Doch die Show muss weitergehen, denn die Tour ist nicht nur ein nationales Heiligtum in Frankreich, sie ist auch ein Wirtschaftsfaktor. 150 Millionen Euro setzte die ASO 2013 mit der Tour um. Aktuellere Zahlen sind nicht bekannt, inzwischen dürfte die Zahl aber deutlich gestiegen sein. Städte und Gemeinden hoffen auf einen Werbeeffekt und hohe Übernachtungszahlen, TV-Sender erzielen Werbe- oder Abo-Einnahmen mit dem Rennen, Sponsoren brauchen die Plattform für ihre Marken und Produkte.

"Symbol der Wiedergeburt"

"Diese Tour wird ein Symbol der Wiedergeburt und des wirtschaftlichen Aufschwungs sein", glaubt Tourchef Christian Prudhomme, der solche Sätze natürlich sagen muss. Und Stars wie Peter Sagan betonen demonstrativ, "keine Angst" vor dem Virus zu haben. Doch viele Fragen bleiben offen: Kann sich die Tour überhaupt effektiv abschotten? Wie werden mögliche positive Tests das Rennen beeinflussen? Und wie gefährlich ist all das für das Publikum?

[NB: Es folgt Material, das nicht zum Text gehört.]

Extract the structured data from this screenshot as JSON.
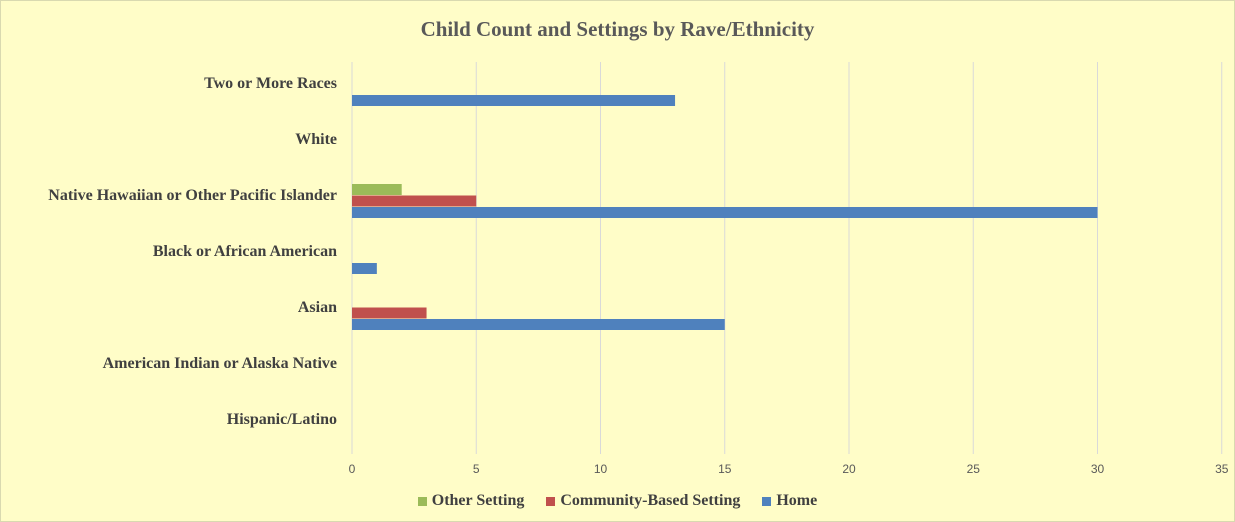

Klar ist: Einen Großteil ihrer Faszination erzielt die Tour de France durch einen zentralen Faktor: Nähe. Genau dieser Faktor könnte nun zu ihrem größten Problem werden. Virologe Jonas Schmidt-Chanasit warnt: Aerosole könnten auch unter freiem Himmel zum Problem werden, wenn Abstandsregeln missachtet und der Mund-Nasen-Schutz nicht getragen werden. "Das könnte ein Superspreading-Event auslösen."